Ünye'nin karanlık sabahlarını ve ay ışığı gecelerinin ruhumda yarattığı sonsuz duyguları, sıra dışı çocukluk günlerimde yaşadım. Denizlere çıkan, sokaklara sığmayan çelimsiz bedenimi erişilmesi imkansız yerlere sürükledim. Öykülere taşımak istediğim, hayallerimi bugünlere heyecanla getirdim. Yalnızlığımı çakıl tanelerini konuşturarak, beynime sığmayan düşünceleri ise arkadaşlarımla paylaşarak ayakta kaldım. Yedi yaşında yüzmeyi sekiz yaşında bisiklete binmeyi öğrendim. Sokaktan topladığım demir, çivi ve hurdaları toplayarak harçlığımı çıkardım. Konak sinemasının öğrenci matinesine gitmeyi hiç ihmal etmedim.

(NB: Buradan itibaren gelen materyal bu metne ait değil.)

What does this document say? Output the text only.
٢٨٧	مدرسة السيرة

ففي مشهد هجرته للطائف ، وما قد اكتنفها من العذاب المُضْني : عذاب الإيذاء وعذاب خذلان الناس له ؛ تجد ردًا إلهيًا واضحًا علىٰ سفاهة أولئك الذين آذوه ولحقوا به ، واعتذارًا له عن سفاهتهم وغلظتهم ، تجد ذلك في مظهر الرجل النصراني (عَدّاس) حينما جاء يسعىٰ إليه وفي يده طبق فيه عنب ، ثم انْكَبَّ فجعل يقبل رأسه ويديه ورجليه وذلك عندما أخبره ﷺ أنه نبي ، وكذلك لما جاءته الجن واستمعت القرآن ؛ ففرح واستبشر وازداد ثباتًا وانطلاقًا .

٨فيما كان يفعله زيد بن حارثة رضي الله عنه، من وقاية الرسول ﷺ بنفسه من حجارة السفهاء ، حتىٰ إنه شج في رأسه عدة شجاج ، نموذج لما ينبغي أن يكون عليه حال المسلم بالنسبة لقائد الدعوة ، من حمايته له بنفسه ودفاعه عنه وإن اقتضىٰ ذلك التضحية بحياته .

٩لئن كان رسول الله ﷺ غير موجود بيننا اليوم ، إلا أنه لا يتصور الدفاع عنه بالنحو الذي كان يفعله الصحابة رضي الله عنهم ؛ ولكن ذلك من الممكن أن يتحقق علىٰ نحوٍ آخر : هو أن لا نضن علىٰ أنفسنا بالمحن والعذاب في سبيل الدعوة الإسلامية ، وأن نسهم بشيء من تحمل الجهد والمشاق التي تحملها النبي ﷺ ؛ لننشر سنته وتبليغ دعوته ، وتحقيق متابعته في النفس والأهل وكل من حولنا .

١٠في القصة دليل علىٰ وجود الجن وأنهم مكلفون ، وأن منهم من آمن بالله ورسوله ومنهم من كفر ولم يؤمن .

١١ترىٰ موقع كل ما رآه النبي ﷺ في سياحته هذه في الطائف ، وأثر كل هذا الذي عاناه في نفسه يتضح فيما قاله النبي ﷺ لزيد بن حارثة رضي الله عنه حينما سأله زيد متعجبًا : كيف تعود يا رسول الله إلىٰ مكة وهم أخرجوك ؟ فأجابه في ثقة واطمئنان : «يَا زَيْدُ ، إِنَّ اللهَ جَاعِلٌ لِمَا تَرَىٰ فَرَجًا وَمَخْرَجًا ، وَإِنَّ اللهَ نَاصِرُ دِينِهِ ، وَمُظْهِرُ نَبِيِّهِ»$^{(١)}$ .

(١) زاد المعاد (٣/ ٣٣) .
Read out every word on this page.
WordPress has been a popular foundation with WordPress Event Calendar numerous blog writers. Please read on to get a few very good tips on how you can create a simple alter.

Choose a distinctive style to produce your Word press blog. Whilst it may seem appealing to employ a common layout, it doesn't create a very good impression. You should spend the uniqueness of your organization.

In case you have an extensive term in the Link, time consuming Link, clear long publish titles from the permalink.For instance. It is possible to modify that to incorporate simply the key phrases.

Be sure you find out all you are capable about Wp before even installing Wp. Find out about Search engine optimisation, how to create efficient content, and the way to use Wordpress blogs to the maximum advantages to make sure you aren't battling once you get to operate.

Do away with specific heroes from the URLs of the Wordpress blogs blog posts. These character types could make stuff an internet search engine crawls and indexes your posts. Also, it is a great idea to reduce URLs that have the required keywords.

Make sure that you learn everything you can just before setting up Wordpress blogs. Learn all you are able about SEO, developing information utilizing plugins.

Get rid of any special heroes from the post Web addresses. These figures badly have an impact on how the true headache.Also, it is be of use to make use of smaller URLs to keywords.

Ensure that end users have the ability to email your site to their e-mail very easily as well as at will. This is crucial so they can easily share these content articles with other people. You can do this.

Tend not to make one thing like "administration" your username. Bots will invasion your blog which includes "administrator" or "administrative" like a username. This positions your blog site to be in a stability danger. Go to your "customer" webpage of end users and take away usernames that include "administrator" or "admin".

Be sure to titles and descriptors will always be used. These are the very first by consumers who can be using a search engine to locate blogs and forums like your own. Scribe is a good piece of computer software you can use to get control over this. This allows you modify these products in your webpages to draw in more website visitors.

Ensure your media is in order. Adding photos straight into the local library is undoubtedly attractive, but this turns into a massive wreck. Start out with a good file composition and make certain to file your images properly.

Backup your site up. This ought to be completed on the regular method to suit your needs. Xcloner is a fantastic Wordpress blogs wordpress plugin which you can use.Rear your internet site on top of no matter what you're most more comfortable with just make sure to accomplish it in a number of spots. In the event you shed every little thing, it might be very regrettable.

Sahile vuran dalgalar, direklerden sızan ışıklar ve uzayıp giden gölgeler geleceğime adeta ilham vermişti. Yakamozları Sürrealist ressamların tablolarına benzetirdim. Zamansız saatlerdeki arayışlarım beni sonsuzluğa sürüklemişti. Ortaokulda Türkçeden sınıfta kaldım. Paylaşmanın en haz duyulan duygularını yaşadığım arkadaşlarımdan o yıllarda ayrı kaldım. Acı çektim. Yol ayrımının ne olduğunu tek başına kalmanın iç burukluğunu gördüm. Çocukken girdiğim kavgaların birçoğunda dayak yedim. Doğanın bende bıraktığı sırasız düşünce geçişleri beyimdeki reel düşüncelere her zaman kılavuzluk yaptı. Evrenin en büyük parçası deniz ve içindeki canlıları bende sınırsız sevgi yarattı. Bezden kayığımla sonsuz sulara o yaşlarda açıldım. Balıklarla arkadaşlık yapma isteğim ruhumdaki özgürlük arayışının açık göstergesiydi aslında.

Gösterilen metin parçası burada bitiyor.